Einige sind zwar auch jetzt immer noch kurz davor, einfach weiterzuschlafen, aber der Rest unterhält sich relativ gut. In gedämpfter Lautstärke, versteht sich. Ich höre ein wenig mit, ohne selbst etwas zu sagen, und bekomme so den Eindruck dass es wieder um unser Problemkind geht.
„Ich glaube, er hat einen Grund, warum er sich so verhält." „Nein, weißt du, er macht das zum Spaß." „Tut mir leid, ich versuche hier nur, produktiv zu sein und vielleicht eine Lösung für unser Problem zu finden." Okay, ich glaube, dass das das erste Mal ist, dass ich Lili genervt erlebe. Um ganz ehrlich zu sein, habe ich sogar daran gezweifelt, dass das überhaupt jemals passieren könnte. Und ja, Camila ist auch dezent verkatert und nicht unbedingt gut gelaunt.
„Themawechsel. Wir haben jetzt ja eine Woche frei. Bleibt irgendwer von euch da?" frage ich in die Runde. Die meisten schütteln nur den Kopf.
„Nein, tut mir leid, ich fahre zu meinem Freund." Lässt mich Madelaine wissen. „Ich fahre zu meiner Familie." „Ich muss wieder einmal nach meinen Hunden sehen." „Nein, sorry." So geht das noch einige Zeit weiter, bis letztendlich alle verneint haben. „Bleibst du denn hier?" fragt Cami. „Ja, ich weiß nicht, ob es sich auszahlt, für die paar Tage nach Europa zu fliegen. Außerdem würde ich jetzt sowieso keinen Flug mehr bekommen." Ich zucke mit den Schultern.
„Cole bleibt auch da." Sagt nun Lili. Oh nein. „Vielleicht taut er ja irgendwann ein bisschen auf?" sie scheint die Hoffnung immer noch nicht aufgegeben zu haben. „Falls das wirklich der Fall sein sollte, wovon ich jetzt eher nicht ausgehe, werde ich alles versuchen. Aber ich kann leider nichts versprechen." Antworte ich ihr.

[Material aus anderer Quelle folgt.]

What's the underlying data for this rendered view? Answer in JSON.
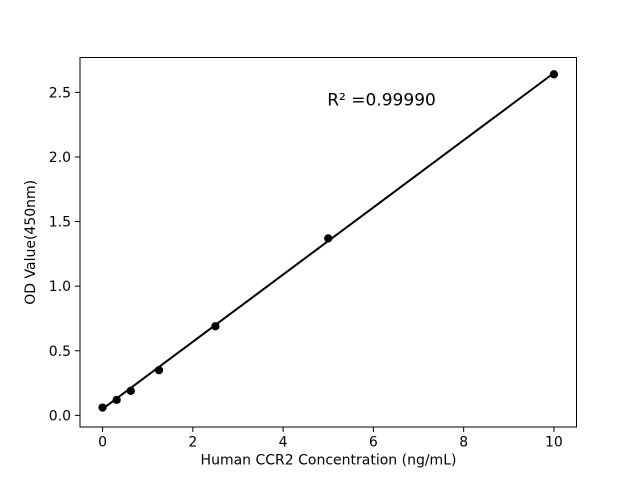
{
  "chart_data": {
    "type": "scatter",
    "title": "",
    "xlabel": "Human CCR2 Concentration (ng/mL)",
    "ylabel": "OD Value(450nm)",
    "annotation": "R² =0.99990",
    "annotation_xy": [
      5.0,
      2.4
    ],
    "x": [
      0,
      0.313,
      0.625,
      1.25,
      2.5,
      5,
      10
    ],
    "y": [
      0.06,
      0.12,
      0.19,
      0.35,
      0.69,
      1.37,
      2.64
    ],
    "fit_line": {
      "x": [
        0,
        10
      ],
      "y": [
        0.05,
        2.65
      ]
    },
    "xlim": [
      -0.5,
      10.5
    ],
    "ylim": [
      -0.09,
      2.77
    ],
    "x_ticks": [
      0,
      2,
      4,
      6,
      8,
      10
    ],
    "x_tick_labels": [
      "0",
      "2",
      "4",
      "6",
      "8",
      "10"
    ],
    "y_ticks": [
      0.0,
      0.5,
      1.0,
      1.5,
      2.0,
      2.5
    ],
    "y_tick_labels": [
      "0.0",
      "0.5",
      "1.0",
      "1.5",
      "2.0",
      "2.5"
    ],
    "grid": false,
    "legend": null,
    "marker_color": "#000000",
    "line_color": "#000000",
    "axis_color": "#000000",
    "background": "#ffffff"
  }
}
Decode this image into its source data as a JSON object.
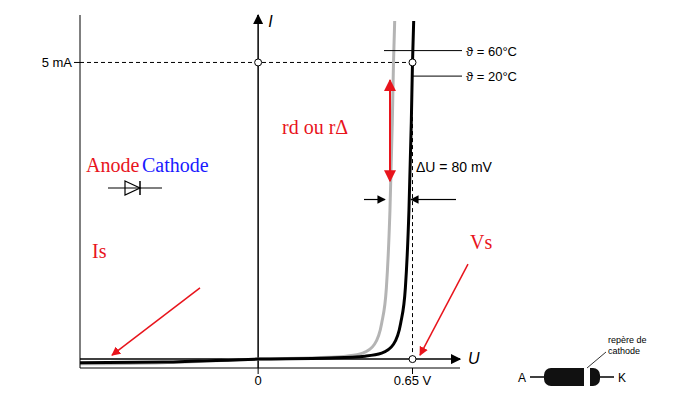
{
  "chart_data": {
    "type": "line",
    "x_label": "U",
    "y_label": "I",
    "grid": false,
    "xlim": [
      -0.75,
      0.85
    ],
    "ylim": [
      -0.15,
      5.8
    ],
    "xticks": [
      0,
      {
        "value": 0.65,
        "label": "0.65 V"
      }
    ],
    "yticks": [
      {
        "value": 5,
        "label": "5 mA"
      }
    ],
    "series": [
      {
        "name": "ϑ = 60°C",
        "color": "#b4b4b4",
        "x": [
          -0.75,
          -0.4,
          0,
          0.3,
          0.37,
          0.44,
          0.49,
          0.52,
          0.54,
          0.555,
          0.565,
          0.57,
          0.575
        ],
        "values": [
          -0.08,
          -0.06,
          0,
          0.03,
          0.05,
          0.1,
          0.25,
          0.6,
          1.2,
          2.5,
          4,
          5,
          5.7
        ]
      },
      {
        "name": "ϑ = 20°C",
        "color": "#000000",
        "x": [
          -0.75,
          -0.4,
          0,
          0.3,
          0.45,
          0.52,
          0.57,
          0.6,
          0.62,
          0.635,
          0.645,
          0.65,
          0.655
        ],
        "values": [
          -0.06,
          -0.05,
          0,
          0.02,
          0.05,
          0.1,
          0.25,
          0.6,
          1.2,
          2.5,
          4,
          5,
          5.7
        ]
      }
    ],
    "annotations": [
      {
        "text": "rd ou rΔ",
        "color": "#e8141c"
      },
      {
        "text": "ΔU = 80 mV",
        "color": "#000000"
      },
      {
        "text": "Is",
        "color": "#e8141c"
      },
      {
        "text": "Vs",
        "color": "#e8141c"
      },
      {
        "text": "Anode",
        "color": "#e8141c"
      },
      {
        "text": "Cathode",
        "color": "#1a1aff"
      },
      {
        "text": "repère de cathode",
        "color": "#000000"
      },
      {
        "text": "A",
        "color": "#000000"
      },
      {
        "text": "K",
        "color": "#000000"
      }
    ]
  }
}
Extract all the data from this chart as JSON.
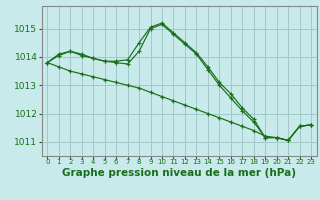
{
  "background_color": "#c8eaea",
  "grid_color": "#a0c8c8",
  "line_color": "#1a6e1a",
  "marker_color": "#1a6e1a",
  "xlabel": "Graphe pression niveau de la mer (hPa)",
  "xlabel_fontsize": 7.5,
  "ylim": [
    1010.5,
    1015.8
  ],
  "xlim": [
    -0.5,
    23.5
  ],
  "series": [
    [
      1013.8,
      1014.1,
      1014.2,
      1014.1,
      1013.95,
      1013.85,
      1013.85,
      1013.9,
      1014.5,
      1015.05,
      1015.2,
      1014.85,
      1014.5,
      1014.15,
      1013.65,
      1013.1,
      1012.7,
      1012.2,
      1011.8,
      1011.15,
      1011.15,
      1011.05,
      1011.55,
      1011.6
    ],
    [
      1013.8,
      1014.05,
      1014.2,
      1014.05,
      1013.95,
      1013.85,
      1013.8,
      1013.75,
      1014.2,
      1015.0,
      1015.15,
      1014.8,
      1014.45,
      1014.1,
      1013.55,
      1013.0,
      1012.55,
      1012.1,
      1011.7,
      1011.15,
      1011.15,
      1011.05,
      1011.55,
      1011.6
    ],
    [
      1013.8,
      1013.65,
      1013.5,
      1013.4,
      1013.3,
      1013.2,
      1013.1,
      1013.0,
      1012.9,
      1012.75,
      1012.6,
      1012.45,
      1012.3,
      1012.15,
      1012.0,
      1011.85,
      1011.7,
      1011.55,
      1011.4,
      1011.2,
      1011.15,
      1011.05,
      1011.55,
      1011.6
    ]
  ]
}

„Du musst auch wirklich nicht mit ihm reden, wenn du nicht willst. Ich würde es an deiner Stelle auch nicht tun." Fügt nun Camila hinzu. Ich nicke. Aber ich werde es zumindest versuchen. Versprechen zu brechen ist nicht meine Art. Meistens jedenfalls.
Einen Tag später stehe ich mit den anderen in der Lobby. Sie warten alle auf einen Bus, der sie zum Flughafen bringt. Als dieser dann auch bald ankommt, verabschiede ich mich von allen mit einer Umarmung.

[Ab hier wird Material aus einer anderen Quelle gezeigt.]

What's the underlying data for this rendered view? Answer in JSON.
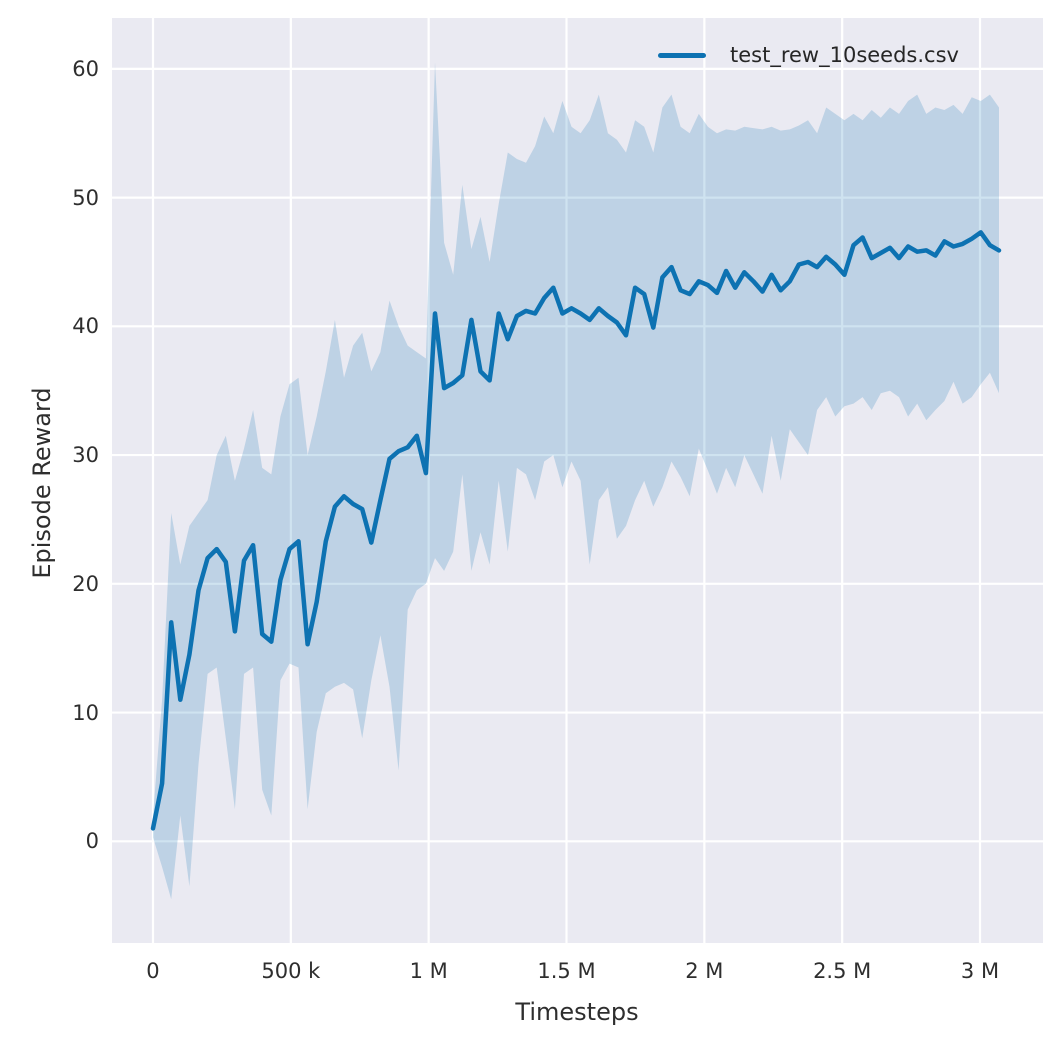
{
  "chart_data": {
    "type": "line",
    "title": "",
    "xlabel": "Timesteps",
    "ylabel": "Episode Reward",
    "grid": true,
    "legend_position": "upper right",
    "xlim": [
      -148700,
      3228500
    ],
    "ylim": [
      -7.9,
      63.95
    ],
    "x_ticks": {
      "values": [
        0,
        500000,
        1000000,
        1500000,
        2000000,
        2500000,
        3000000
      ],
      "labels": [
        "0",
        "500 k",
        "1 M",
        "1.5 M",
        "2 M",
        "2.5 M",
        "3 M"
      ]
    },
    "y_ticks": {
      "values": [
        0,
        10,
        20,
        30,
        40,
        50,
        60
      ],
      "labels": [
        "0",
        "10",
        "20",
        "30",
        "40",
        "50",
        "60"
      ]
    },
    "colors": {
      "line": "#0d72b2",
      "band": "rgba(13,114,178,0.2)",
      "axes_background": "#eaeaf2",
      "gridline": "#ffffff",
      "text": "#262626"
    },
    "series": [
      {
        "name": "test_rew_10seeds.csv",
        "x": [
          0,
          33000,
          66000,
          99000,
          132000,
          165000,
          198000,
          231000,
          264000,
          297000,
          330000,
          363000,
          396000,
          429000,
          462000,
          495000,
          528000,
          561000,
          594000,
          627000,
          660000,
          693000,
          726000,
          759000,
          792000,
          825000,
          858000,
          891000,
          924000,
          957000,
          990000,
          1023000,
          1056000,
          1089000,
          1122000,
          1155000,
          1188000,
          1221000,
          1254000,
          1287000,
          1320000,
          1353000,
          1386000,
          1419000,
          1452000,
          1485000,
          1518000,
          1551000,
          1584000,
          1617000,
          1650000,
          1683000,
          1716000,
          1749000,
          1782000,
          1815000,
          1848000,
          1881000,
          1914000,
          1947000,
          1980000,
          2013000,
          2046000,
          2079000,
          2112000,
          2145000,
          2178000,
          2211000,
          2244000,
          2277000,
          2310000,
          2343000,
          2376000,
          2409000,
          2442000,
          2475000,
          2508000,
          2541000,
          2574000,
          2607000,
          2640000,
          2673000,
          2706000,
          2739000,
          2772000,
          2805000,
          2838000,
          2871000,
          2904000,
          2937000,
          2970000,
          3003000,
          3036000,
          3069000
        ],
        "mean": [
          1.0,
          4.5,
          17.0,
          11.0,
          14.5,
          19.5,
          22.0,
          22.7,
          21.7,
          16.3,
          21.8,
          23.0,
          16.1,
          15.5,
          20.3,
          22.7,
          23.3,
          15.3,
          18.6,
          23.3,
          26.0,
          26.8,
          26.2,
          25.8,
          23.2,
          26.5,
          29.7,
          30.3,
          30.6,
          31.5,
          28.6,
          41.0,
          35.2,
          35.6,
          36.2,
          40.5,
          36.5,
          35.8,
          41.0,
          39.0,
          40.8,
          41.2,
          41.0,
          42.2,
          43.0,
          41.0,
          41.4,
          41.0,
          40.5,
          41.4,
          40.8,
          40.3,
          39.3,
          43.0,
          42.5,
          39.9,
          43.8,
          44.6,
          42.8,
          42.5,
          43.5,
          43.2,
          42.6,
          44.3,
          43.0,
          44.2,
          43.5,
          42.7,
          44.0,
          42.8,
          43.5,
          44.8,
          45.0,
          44.6,
          45.4,
          44.8,
          44.0,
          46.3,
          46.9,
          45.3,
          45.7,
          46.1,
          45.3,
          46.2,
          45.8,
          45.9,
          45.5,
          46.6,
          46.2,
          46.4,
          46.8,
          47.3,
          46.3,
          45.9
        ],
        "lower": [
          0.3,
          -2.0,
          -4.5,
          2.0,
          -3.5,
          6.0,
          13.0,
          13.5,
          8.0,
          2.5,
          13.0,
          13.5,
          4.0,
          2.0,
          12.5,
          13.8,
          13.5,
          2.5,
          8.5,
          11.5,
          12.0,
          12.3,
          11.8,
          8.0,
          12.5,
          16.0,
          12.0,
          5.5,
          18.0,
          19.5,
          20.0,
          22.0,
          21.0,
          22.5,
          28.5,
          21.0,
          24.0,
          21.5,
          28.0,
          22.5,
          29.0,
          28.5,
          26.5,
          29.5,
          30.0,
          27.5,
          29.5,
          28.0,
          21.5,
          26.5,
          27.5,
          23.5,
          24.5,
          26.5,
          28.0,
          26.0,
          27.5,
          29.5,
          28.3,
          26.8,
          30.5,
          28.8,
          27.0,
          29.0,
          27.5,
          30.0,
          28.5,
          27.0,
          31.5,
          28.0,
          32.0,
          31.0,
          30.0,
          33.5,
          34.5,
          33.0,
          33.8,
          34.0,
          34.5,
          33.5,
          34.8,
          35.0,
          34.5,
          33.0,
          34.0,
          32.7,
          33.5,
          34.2,
          35.7,
          34.0,
          34.5,
          35.5,
          36.4,
          34.8
        ],
        "upper": [
          2.0,
          11.0,
          25.5,
          21.5,
          24.5,
          25.5,
          26.5,
          30.0,
          31.5,
          28.0,
          30.5,
          33.5,
          29.0,
          28.5,
          33.0,
          35.5,
          36.0,
          30.0,
          33.0,
          36.5,
          40.5,
          36.0,
          38.5,
          39.5,
          36.5,
          38.0,
          42.0,
          40.0,
          38.5,
          38.0,
          37.5,
          60.5,
          46.5,
          44.0,
          51.0,
          46.0,
          48.5,
          45.0,
          49.5,
          53.5,
          53.0,
          52.7,
          54.0,
          56.3,
          55.0,
          57.5,
          55.5,
          55.0,
          56.0,
          58.0,
          55.0,
          54.5,
          53.5,
          56.0,
          55.5,
          53.5,
          57.0,
          58.0,
          55.5,
          55.0,
          56.5,
          55.5,
          55.0,
          55.3,
          55.2,
          55.5,
          55.4,
          55.3,
          55.5,
          55.2,
          55.3,
          55.6,
          56.0,
          55.0,
          57.0,
          56.5,
          56.0,
          56.5,
          56.0,
          56.8,
          56.2,
          57.0,
          56.5,
          57.5,
          58.0,
          56.5,
          57.0,
          56.8,
          57.2,
          56.5,
          57.8,
          57.5,
          58.0,
          57.0
        ]
      }
    ],
    "legend": [
      {
        "label": "test_rew_10seeds.csv",
        "color": "#0d72b2"
      }
    ]
  }
}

Obwohl wir uns wirklich noch nicht lang kennen, habe ich diese Truppe schon irgendwie ins Herz geschlossen. Als auch der letzte die Eingangshalle verlässt, sehe ich ihnen noch nach, doch als der Bus abfährt, gehe ich wieder hinauf in mein Zimmer. Ich schließe die Tür wieder hinter mir und drehe mich zu meinem Bett, mit der Absicht mich gleich hineinzulegen und weiterzuschlafen.
Überrascht zucke ich zusammen, als ich jedoch eine andere Person auf meinem Bett sitzen sehe. „Was willst du hier?" frage ich, meine Stimme ist kühl und emotionslos.
„Reden."
Fragend ziehe ich eine Augenbraue hoch und verschränke die Arme vor der Brust.

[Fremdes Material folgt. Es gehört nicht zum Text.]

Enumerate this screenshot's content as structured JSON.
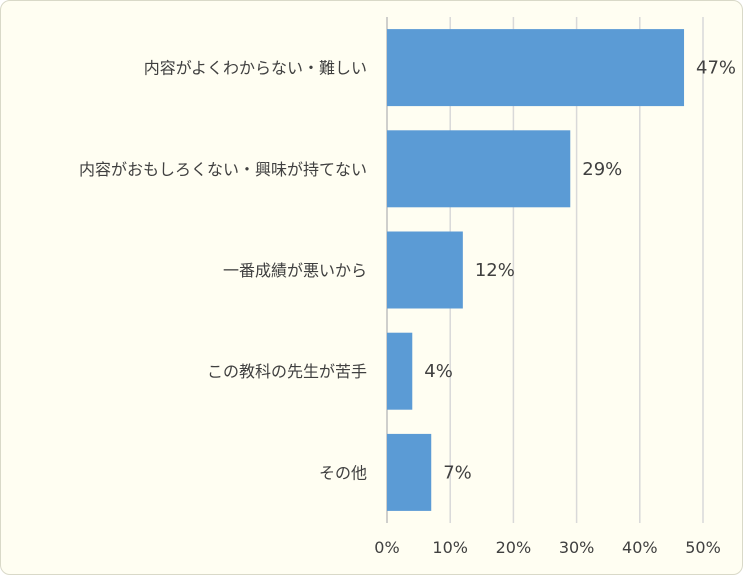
{
  "chart_data": {
    "type": "bar",
    "orientation": "horizontal",
    "categories": [
      "内容がよくわからない・難しい",
      "内容がおもしろくない・興味が持てない",
      "一番成績が悪いから",
      "この教科の先生が苦手",
      "その他"
    ],
    "values": [
      47,
      29,
      12,
      4,
      7
    ],
    "value_labels": [
      "47%",
      "29%",
      "12%",
      "4%",
      "7%"
    ],
    "xlim": [
      0,
      50
    ],
    "x_ticks": [
      0,
      10,
      20,
      30,
      40,
      50
    ],
    "x_tick_labels": [
      "0%",
      "10%",
      "20%",
      "30%",
      "40%",
      "50%"
    ],
    "title": "",
    "xlabel": "",
    "ylabel": "",
    "grid": "vertical",
    "legend": "none",
    "bar_color": "#5b9bd5",
    "background_color": "#fffef2",
    "gridline_color": "#d9d9d9"
  }
}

„Dazu hattest du meiner Meinung nach schon genug Gelegenheiten."
„Bitte, lass mich. Immerhin sitzen wir die nächsten Tage gemeinsam hier fest, also wäre es von Vorteil, wenn wir uns wenigstens halbwegs verstehen würden." Das leuchtet ein, aber ich will nicht einfach so nachgeben. Zu lange hat er die anderen nur mit seinem abweisenden Verhalten beschäftigt.
„Ich könnte die paar Tage auch ohne dich leben." Ich versuche, so arrogant wie möglich zu klingen, aber bleibe dennoch mehr oder weniger höflich.
Eben den Umständen entsprechend.
„Bitte. Ich versuche wirklich, mich ein bisschen zu bessern. Und ich werde jetzt nicht länger betteln. Entweder du lässt es mich dir erklären oder wir lassen es. Ich bin auch nicht dein größter Fan."